El objetivo capital de la actuación, indican estas mismas fuentes, pasaba por "presentar una alternativa habitacional a las personas que allí vivían, a través de un programa de atención especifico desarrollado por el albergue municipal y con la colaboración de las entidades implicadas en la coordinadora de personas sin techo". Además, en el Consistorio también se tenía constancia de la degradación del espacio y, por ello, se procedió a "limpiar el entorno de los puentes, ocupados de manera irregular".

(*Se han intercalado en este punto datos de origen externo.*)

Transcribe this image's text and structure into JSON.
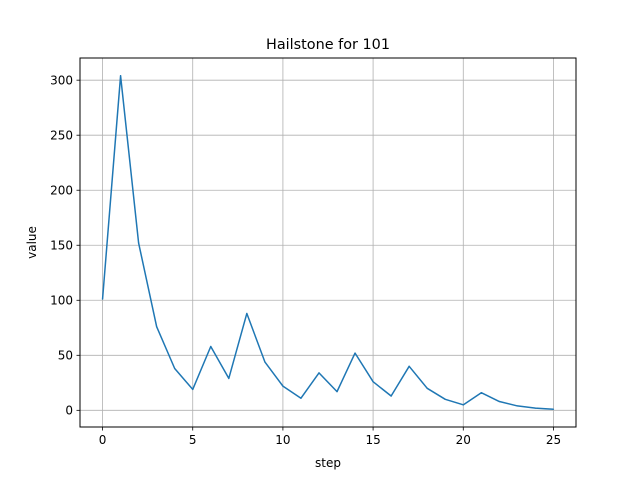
{
  "chart_data": {
    "type": "line",
    "title": "Hailstone for 101",
    "xlabel": "step",
    "ylabel": "value",
    "x": [
      0,
      1,
      2,
      3,
      4,
      5,
      6,
      7,
      8,
      9,
      10,
      11,
      12,
      13,
      14,
      15,
      16,
      17,
      18,
      19,
      20,
      21,
      22,
      23,
      24,
      25
    ],
    "series": [
      {
        "values": [
          101,
          304,
          152,
          76,
          38,
          19,
          58,
          29,
          88,
          44,
          22,
          11,
          34,
          17,
          52,
          26,
          13,
          40,
          20,
          10,
          5,
          16,
          8,
          4,
          2,
          1
        ],
        "color": "#1f77b4"
      }
    ],
    "xlim": [
      -1.25,
      26.25
    ],
    "ylim": [
      -15.15,
      320.15
    ],
    "xticks": [
      0,
      5,
      10,
      15,
      20,
      25
    ],
    "yticks": [
      0,
      50,
      100,
      150,
      200,
      250,
      300
    ],
    "grid": true,
    "grid_color": "#b0b0b0",
    "legend": false
  }
}
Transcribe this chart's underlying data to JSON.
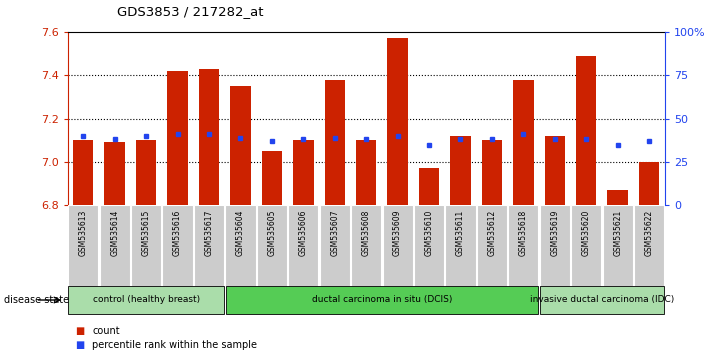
{
  "title": "GDS3853 / 217282_at",
  "samples": [
    "GSM535613",
    "GSM535614",
    "GSM535615",
    "GSM535616",
    "GSM535617",
    "GSM535604",
    "GSM535605",
    "GSM535606",
    "GSM535607",
    "GSM535608",
    "GSM535609",
    "GSM535610",
    "GSM535611",
    "GSM535612",
    "GSM535618",
    "GSM535619",
    "GSM535620",
    "GSM535621",
    "GSM535622"
  ],
  "counts": [
    7.1,
    7.09,
    7.1,
    7.42,
    7.43,
    7.35,
    7.05,
    7.1,
    7.38,
    7.1,
    7.57,
    6.97,
    7.12,
    7.1,
    7.38,
    7.12,
    7.49,
    6.87,
    7.0
  ],
  "percentiles": [
    40,
    38,
    40,
    41,
    41,
    39,
    37,
    38,
    39,
    38,
    40,
    35,
    38,
    38,
    41,
    38,
    38,
    35,
    37
  ],
  "ymin": 6.8,
  "ymax": 7.6,
  "ytick_values": [
    6.8,
    7.0,
    7.2,
    7.4,
    7.6
  ],
  "right_ytick_values": [
    0,
    25,
    50,
    75,
    100
  ],
  "bar_color": "#cc2200",
  "dot_color": "#2244ee",
  "cell_bg": "#cccccc",
  "groups": [
    {
      "label": "control (healthy breast)",
      "start": 0,
      "end": 5,
      "color": "#aaddaa"
    },
    {
      "label": "ductal carcinoma in situ (DCIS)",
      "start": 5,
      "end": 15,
      "color": "#55cc55"
    },
    {
      "label": "invasive ductal carcinoma (IDC)",
      "start": 15,
      "end": 19,
      "color": "#aaddaa"
    }
  ],
  "disease_state_label": "disease state",
  "legend_count_color": "#cc2200",
  "legend_pct_color": "#2244ee"
}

Según relata la presidenta de la asociación de vecinos de Las Fuentes, Nieves Boj, en el asentamiento "no se generaba ningún conflicto, no hubo nunca ni una sola queja, ya que se trataba de gente muy tranquila con la que la gente del barrio incluso colaboraba". Eso sí, reconoce que "la zona estaba bastante dejada, ya que era como una zona de camping sin servicios". El asentamiento desalojado no era el único en la zona. A escasos metros aunque en la margen izquierda del Ebro, bajo el puente de Hierro, los vecinos ya se han acostumbrado a compartir el espacio con un grupo de personas que se cobijan en tiendas de campaña. Son en torno a cinco sintecho que suelen matar el tiempo en los merenderos cercanos y que tampoco generan problemas. Salvo cuando el caudal del río crece y se desborda o en jornadas de especial frío, estos transeúntes hacen noche junto a la orilla.

Un lugar "de paso"
Por el asentamiento recién desalojado han pasado un buen número de personas, la práctica totalidad de origen magrebí. Unas pocas tenían ahí su residencia habitual, mientras la mayor parte lo utilizaba como refugio temporal. Algunos, pese al fracaso personal que supone pernoctar en un emplazamiento a pie de calle y en el que no era extraño cruzarse con ratas, han logrado enderezar su situación. Es el caso de Sethi Fej, un argelino que vivió en la desembocadura del Huerva durante ocho meses y que ahora lleva una vida normalizada en Pamplona, donde trabaja como dependiente. Este inmigrante, que ahora cuenta con 49 años, logró enderezar su situación "gracias a la ayuda de las trabajadoras sociales de la parroquia del Carmen y del albergue, que estuvieron muy pendientes de mí y me orientaron para hacer unos cursos con los que ahora he conseguido empleo".


Sethi, que llegó por primera vez a Zaragoza en 2008, vivió entre 2014 y 2015 en el asentamiento de la ribera del Ebro. Recuerda que "era un lugar de paso donde llegaba y se marchaba mucha gente cada poco tiempo. La mayoría eran temporeros, aunque había unos ocho fijos. Estos preferían tener su chabolita, limpia y muy digna, en lugar de ir al albergue, que consideraban una solución temporal, aunque sí íbamos todos a comer y a lavarnos". Antes de despedirse por vía telefónica, Sethi hace de nuevo hincapié en el gran trabajo de las trabajadoras sociales que condujeron su caso: "Me ayudaron a salir de la calle y rehacer mi vida, que lo sepa todo el mundo".
 
Aspecto actual de la desembocadura del Huerva

Aumento del chabolismo

El Ayuntamiento detectó recientemente que cada vez hay más focos de chabolismo en la ciudad y durante el año pasado se documentó la presencia de 53 asentamientos, de los cuales 17 eran enclaves chabolistas y 36, casos de infraviviendas. Se trata de núcleos dispersos, distribuidos generalmente en torno a las autovías de acceso a la ciudad o debajo de los puentes.

Para atajar el problema, el área de Derechos Sociales coordina tres mesas diferentes dentro de las estrategias para la inserción social de colectivos en situación de exclusión residencial y para la erradicación del chabolismo. En la mesa política, indican fuentes municipales, "se ha informado a las diferentes fuerzas políticas municipales de la situación de la infravivienda". En la mesa con entidades, "el objetivo ha sido generar un espacio de trabajo conjunto sobre personas en situación de exclusión severa". En la mesa interdepartamental "se ha ordenado, organizado, coordinando y temporalizado programaticamente las acciones y los esfuerzos municipales de los diferentes departamentos implicados".